Look up "inverse power iteration", it finds the eigenvalue with smallest absolute value.
The sequence $v,A^{-1}v,A^{-2}v,…$ converges linearly towards the eigenvector of the smallest eigenvalue with a speed that is the ration of the two smallest eigenvalues. $v$ should be random enough to not be orthogonal to the searched for eigenspace.
We are given the matrix $A$ where
$$A = B^T B$$
and $B = L^{-1} R$ and $R$ is a tall matrix of full column rank. There is little difficulty associated with solving linear systems of the form
$$Ax = f.$$
If $B = US$ is a $QR$ factorization of $B$, then $S$ is nonsingular because $B$ has full rank. It follows that $$A = B^T B = S^T U^T U S = S^T S.$$ The problem of solving $Ax=f$ reduces to solving $$S^T y = f, \quad S x = y.$$
In short, we have the ability to do the inverse iteration, i.e., apply the power method to $A^{-1}$.
Is there a mathematical justification for such observation?
The convergence of the power method is controlled by the ratio of the largest to the second largest eigenvalue. Suppose that $A$ is symmetric with eigenvalues $\lambda_j$ that have been ordered such that
$$ |\lambda_1| > |\lambda_2| \geq |\lambda_{n-1}| \geq |\lambda_n|.$$
Let $v_j$ denote an eigenvector of $A$ with respect to $\lambda_j$ and let $x = \sum_{j=1}^n r_j v_j$ denote any starting vector. Then
$$ A^k x = \sum_{j=1}^n r_j \lambda_j^k v_j = \lambda_1^k \sum_{j=1}^n r_j \left(\frac{\lambda_j}{\lambda_1} \right)^k v_j = \lambda_1^k \left( r_1 v_1 + \sum_{j=2}^n r_j \left(\frac{\lambda_j}{\lambda_1} \right)^k v_j \right).$$
We see that if $r_1 \not = 0$ and if $|\lambda_1| \gg |\lambda_2|$, then $A^k x$ will converge rapidly towards an eigenvector of $A$ corresponding to the eigenvalue $\lambda_1$.
In the cited experiments the matrix $A$ is replaced with $A - \lambda_\max I$. In the "bad" case, $A$ is symmetric positive definite with eigenvalues $1$, $10^{-2}$ and $10^{-k}$ for $k \in \{3,5,7\}$. The power method functions well for the matrix $A$ because $$10^{-2} \ll 1.$$ The shift ruins everything because the shifted matrix $A-I$ has eigenvalues $0$, $-0.99$ and $-1+10^{-5}$. Convergence is slow because $0.99 \approx 1-10^{-k}$.
How can I modify this algorithm for better numerical stability?
The algorithm suffers from subtractive cancellation in the final operation that is supposed to correct for the initial shift.
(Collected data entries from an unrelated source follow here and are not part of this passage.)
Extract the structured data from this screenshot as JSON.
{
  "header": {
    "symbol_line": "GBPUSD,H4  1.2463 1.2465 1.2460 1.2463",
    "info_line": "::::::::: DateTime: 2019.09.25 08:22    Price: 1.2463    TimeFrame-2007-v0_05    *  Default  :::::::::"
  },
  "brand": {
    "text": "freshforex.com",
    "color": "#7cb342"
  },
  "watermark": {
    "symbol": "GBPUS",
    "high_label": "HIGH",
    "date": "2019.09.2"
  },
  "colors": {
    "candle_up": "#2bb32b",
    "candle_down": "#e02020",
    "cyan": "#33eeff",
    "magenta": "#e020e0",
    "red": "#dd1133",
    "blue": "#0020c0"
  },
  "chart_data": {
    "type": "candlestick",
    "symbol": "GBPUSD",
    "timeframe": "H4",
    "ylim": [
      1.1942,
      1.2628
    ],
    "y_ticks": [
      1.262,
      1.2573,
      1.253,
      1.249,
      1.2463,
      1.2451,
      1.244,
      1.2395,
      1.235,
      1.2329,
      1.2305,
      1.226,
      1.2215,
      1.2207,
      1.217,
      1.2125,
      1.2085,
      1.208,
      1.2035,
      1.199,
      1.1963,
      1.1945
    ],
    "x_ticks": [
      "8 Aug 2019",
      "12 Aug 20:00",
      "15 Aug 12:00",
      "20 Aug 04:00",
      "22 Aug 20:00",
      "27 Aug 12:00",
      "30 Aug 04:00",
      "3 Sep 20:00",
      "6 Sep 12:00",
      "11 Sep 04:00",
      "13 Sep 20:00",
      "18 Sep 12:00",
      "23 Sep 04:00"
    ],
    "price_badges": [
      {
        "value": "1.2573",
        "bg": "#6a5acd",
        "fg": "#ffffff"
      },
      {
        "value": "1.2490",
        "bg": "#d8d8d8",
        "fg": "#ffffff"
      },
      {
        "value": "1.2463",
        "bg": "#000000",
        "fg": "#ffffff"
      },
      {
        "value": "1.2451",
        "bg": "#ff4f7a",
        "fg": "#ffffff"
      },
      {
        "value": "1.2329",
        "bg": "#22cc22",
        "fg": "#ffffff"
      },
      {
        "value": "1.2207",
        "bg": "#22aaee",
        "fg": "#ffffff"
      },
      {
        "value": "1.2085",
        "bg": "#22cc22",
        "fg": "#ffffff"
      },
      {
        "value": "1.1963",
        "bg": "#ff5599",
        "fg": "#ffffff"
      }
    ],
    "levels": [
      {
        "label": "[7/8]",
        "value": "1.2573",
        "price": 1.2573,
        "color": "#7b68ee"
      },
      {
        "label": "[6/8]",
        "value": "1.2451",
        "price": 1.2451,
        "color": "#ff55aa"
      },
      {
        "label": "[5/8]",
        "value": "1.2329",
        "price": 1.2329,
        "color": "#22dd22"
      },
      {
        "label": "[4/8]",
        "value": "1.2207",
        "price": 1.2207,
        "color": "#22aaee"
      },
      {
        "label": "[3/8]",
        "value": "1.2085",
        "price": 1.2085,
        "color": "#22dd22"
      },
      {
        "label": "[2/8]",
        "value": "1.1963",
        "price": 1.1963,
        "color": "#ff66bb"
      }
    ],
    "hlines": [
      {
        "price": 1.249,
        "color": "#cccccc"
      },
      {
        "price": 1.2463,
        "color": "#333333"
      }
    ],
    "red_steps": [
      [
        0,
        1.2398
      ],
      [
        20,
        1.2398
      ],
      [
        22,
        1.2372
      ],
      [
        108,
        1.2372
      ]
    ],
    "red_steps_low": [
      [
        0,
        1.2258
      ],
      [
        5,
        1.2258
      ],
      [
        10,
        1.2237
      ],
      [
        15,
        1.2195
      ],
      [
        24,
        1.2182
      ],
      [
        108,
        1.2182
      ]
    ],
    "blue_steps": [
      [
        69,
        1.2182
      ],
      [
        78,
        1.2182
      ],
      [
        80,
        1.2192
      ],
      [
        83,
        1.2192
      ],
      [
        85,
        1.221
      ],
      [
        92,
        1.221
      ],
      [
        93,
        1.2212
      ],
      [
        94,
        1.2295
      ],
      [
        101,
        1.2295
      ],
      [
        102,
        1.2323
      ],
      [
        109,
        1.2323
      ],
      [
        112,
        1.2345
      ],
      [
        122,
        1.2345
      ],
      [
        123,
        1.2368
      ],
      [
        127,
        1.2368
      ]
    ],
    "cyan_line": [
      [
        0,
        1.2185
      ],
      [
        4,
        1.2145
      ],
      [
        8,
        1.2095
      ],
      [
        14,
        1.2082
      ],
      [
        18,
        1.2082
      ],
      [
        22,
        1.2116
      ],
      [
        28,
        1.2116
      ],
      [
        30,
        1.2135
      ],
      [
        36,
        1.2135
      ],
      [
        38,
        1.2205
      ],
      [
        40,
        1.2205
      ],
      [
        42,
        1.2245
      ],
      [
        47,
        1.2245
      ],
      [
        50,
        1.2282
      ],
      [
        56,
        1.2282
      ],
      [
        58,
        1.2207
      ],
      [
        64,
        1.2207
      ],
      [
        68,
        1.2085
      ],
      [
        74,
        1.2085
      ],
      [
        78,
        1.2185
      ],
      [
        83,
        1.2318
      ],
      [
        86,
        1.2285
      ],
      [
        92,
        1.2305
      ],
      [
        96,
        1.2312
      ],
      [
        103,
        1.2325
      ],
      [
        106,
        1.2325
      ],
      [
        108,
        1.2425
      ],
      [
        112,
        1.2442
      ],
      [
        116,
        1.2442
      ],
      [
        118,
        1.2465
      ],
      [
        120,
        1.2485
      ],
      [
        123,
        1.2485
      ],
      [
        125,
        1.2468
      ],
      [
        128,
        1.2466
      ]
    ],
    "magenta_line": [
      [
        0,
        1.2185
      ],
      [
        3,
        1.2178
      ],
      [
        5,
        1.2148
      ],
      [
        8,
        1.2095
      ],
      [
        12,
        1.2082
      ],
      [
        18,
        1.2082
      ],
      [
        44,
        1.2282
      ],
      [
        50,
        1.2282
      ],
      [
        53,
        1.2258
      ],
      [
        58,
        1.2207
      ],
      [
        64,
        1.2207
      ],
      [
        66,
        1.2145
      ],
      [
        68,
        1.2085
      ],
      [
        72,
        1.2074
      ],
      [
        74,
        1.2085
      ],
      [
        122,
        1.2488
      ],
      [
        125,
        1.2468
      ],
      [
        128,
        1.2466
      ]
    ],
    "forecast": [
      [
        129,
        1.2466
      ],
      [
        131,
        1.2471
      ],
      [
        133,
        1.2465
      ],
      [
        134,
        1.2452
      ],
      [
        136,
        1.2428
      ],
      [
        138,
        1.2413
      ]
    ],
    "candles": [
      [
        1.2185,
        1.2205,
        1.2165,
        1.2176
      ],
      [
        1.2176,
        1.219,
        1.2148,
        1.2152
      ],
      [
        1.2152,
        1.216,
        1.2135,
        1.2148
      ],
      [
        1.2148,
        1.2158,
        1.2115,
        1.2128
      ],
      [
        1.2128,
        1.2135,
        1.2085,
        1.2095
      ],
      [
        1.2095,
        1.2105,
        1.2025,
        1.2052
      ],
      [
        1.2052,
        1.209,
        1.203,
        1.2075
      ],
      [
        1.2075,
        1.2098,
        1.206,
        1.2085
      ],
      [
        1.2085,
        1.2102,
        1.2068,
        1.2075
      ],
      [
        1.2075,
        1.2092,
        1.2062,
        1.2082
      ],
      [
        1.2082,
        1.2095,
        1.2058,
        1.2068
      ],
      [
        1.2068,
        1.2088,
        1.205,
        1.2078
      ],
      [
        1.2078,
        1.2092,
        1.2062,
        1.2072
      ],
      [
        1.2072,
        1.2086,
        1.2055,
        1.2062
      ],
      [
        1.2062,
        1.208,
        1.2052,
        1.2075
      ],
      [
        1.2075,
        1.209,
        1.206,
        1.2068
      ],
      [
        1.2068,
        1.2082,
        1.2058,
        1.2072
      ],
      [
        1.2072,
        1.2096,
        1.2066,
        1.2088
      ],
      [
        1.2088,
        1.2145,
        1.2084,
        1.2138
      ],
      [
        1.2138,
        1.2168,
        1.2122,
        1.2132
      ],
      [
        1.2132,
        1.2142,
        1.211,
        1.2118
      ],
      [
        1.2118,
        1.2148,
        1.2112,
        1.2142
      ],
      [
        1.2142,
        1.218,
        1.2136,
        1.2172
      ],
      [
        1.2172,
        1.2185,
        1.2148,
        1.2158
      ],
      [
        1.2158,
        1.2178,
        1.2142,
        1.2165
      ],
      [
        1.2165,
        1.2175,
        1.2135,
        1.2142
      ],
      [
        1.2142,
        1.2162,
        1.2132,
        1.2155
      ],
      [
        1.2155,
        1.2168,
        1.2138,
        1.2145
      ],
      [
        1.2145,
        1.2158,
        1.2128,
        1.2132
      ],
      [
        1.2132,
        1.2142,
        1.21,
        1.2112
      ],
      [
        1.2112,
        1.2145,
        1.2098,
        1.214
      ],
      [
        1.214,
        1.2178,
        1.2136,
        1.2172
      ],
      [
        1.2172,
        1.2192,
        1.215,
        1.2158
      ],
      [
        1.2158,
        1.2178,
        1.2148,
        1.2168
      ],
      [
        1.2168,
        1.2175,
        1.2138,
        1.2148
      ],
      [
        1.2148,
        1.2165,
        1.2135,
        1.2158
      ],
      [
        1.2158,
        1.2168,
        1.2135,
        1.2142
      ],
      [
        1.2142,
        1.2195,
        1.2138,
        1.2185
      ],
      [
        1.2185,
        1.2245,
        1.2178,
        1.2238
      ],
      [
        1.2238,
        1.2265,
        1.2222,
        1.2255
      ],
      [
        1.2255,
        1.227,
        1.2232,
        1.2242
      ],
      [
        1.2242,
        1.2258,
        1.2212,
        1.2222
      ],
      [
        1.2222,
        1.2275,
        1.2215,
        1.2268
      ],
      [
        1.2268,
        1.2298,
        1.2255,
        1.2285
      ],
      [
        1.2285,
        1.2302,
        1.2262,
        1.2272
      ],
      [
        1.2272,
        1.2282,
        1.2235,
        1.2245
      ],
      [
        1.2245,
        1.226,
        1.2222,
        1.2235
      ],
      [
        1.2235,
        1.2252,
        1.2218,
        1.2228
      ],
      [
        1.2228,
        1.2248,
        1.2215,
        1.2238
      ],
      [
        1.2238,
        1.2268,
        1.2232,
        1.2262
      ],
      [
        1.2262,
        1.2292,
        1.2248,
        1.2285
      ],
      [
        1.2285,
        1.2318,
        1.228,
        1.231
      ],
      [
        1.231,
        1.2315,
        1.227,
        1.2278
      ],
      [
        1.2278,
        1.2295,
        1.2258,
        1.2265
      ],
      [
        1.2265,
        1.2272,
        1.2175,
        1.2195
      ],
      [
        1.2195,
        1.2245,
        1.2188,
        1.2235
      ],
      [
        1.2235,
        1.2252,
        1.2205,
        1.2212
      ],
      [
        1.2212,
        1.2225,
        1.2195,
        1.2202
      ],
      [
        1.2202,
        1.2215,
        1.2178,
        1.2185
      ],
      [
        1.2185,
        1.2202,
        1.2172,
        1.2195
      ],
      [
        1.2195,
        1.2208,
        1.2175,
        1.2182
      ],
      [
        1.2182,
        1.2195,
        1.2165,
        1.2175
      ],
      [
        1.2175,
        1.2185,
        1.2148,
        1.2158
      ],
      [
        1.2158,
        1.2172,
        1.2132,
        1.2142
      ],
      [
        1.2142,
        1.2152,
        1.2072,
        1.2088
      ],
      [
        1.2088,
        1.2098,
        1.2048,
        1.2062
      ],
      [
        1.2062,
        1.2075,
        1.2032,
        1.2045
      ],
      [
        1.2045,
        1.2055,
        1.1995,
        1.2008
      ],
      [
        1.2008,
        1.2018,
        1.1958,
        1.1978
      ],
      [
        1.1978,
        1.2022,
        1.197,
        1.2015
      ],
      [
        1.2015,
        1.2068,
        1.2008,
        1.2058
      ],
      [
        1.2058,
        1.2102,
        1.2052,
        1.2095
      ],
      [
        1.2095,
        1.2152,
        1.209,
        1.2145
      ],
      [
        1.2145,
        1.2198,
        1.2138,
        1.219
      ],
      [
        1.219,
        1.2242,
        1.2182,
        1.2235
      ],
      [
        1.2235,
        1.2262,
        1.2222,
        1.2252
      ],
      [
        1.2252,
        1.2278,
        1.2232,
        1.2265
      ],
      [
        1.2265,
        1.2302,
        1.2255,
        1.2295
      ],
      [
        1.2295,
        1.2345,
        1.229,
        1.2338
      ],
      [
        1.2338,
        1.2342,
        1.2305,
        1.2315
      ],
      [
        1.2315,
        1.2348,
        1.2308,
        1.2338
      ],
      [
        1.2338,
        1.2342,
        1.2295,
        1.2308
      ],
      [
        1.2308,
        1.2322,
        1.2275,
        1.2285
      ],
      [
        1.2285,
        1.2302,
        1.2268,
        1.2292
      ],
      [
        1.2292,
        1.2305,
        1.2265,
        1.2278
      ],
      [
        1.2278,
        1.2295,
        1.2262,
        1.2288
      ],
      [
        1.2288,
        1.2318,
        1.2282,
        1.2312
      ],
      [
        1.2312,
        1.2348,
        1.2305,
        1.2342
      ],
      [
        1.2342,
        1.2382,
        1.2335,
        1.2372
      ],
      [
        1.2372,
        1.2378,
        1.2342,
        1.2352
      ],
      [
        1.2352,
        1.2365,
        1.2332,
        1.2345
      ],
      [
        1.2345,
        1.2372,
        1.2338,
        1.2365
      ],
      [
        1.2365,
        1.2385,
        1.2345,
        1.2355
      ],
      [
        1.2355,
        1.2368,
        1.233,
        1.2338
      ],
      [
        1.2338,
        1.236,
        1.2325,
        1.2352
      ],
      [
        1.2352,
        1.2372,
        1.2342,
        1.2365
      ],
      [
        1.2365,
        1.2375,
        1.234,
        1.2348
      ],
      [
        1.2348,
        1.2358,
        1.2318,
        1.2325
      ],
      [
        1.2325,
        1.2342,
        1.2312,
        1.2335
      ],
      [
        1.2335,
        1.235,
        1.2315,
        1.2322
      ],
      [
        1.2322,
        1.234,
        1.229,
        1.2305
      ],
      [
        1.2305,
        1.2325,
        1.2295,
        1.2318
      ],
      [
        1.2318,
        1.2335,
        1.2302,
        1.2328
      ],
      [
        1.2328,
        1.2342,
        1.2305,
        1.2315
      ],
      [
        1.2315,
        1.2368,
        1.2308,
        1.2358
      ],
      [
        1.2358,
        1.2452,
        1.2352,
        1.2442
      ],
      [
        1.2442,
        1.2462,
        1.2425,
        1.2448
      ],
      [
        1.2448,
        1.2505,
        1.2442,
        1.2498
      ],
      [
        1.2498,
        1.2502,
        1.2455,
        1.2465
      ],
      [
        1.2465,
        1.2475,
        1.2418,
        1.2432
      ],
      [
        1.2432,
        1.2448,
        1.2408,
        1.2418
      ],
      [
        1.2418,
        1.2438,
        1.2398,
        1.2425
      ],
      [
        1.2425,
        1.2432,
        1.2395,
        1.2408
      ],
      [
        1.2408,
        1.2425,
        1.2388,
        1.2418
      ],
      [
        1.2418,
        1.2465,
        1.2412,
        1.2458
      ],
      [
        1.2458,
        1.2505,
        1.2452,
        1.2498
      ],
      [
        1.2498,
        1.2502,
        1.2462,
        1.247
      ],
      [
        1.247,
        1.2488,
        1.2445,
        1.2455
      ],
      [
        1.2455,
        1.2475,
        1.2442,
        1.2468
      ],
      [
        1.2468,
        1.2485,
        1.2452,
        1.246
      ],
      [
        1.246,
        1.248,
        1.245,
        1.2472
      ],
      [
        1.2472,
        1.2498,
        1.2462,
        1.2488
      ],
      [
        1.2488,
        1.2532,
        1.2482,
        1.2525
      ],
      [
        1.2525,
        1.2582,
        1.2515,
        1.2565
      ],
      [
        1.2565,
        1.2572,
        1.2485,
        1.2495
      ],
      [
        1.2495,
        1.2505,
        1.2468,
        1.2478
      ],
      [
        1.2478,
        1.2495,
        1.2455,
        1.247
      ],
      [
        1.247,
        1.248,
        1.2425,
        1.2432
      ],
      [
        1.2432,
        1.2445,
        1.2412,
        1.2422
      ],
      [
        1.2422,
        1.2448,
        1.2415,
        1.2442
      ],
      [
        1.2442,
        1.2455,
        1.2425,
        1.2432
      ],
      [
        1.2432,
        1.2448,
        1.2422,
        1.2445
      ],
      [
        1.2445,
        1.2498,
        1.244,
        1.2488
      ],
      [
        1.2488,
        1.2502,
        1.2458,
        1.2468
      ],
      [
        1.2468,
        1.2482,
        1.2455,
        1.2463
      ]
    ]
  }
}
If we are limited to working precision, then there is nothing that can be done to recover from that.
If the algorithm can not be improved, can someone suggest another efficient algorithm?
If we want faster convergence, then there are at least three distinct choices
- The inverse iteration, i.e., the power method applied to $A^{-1}$.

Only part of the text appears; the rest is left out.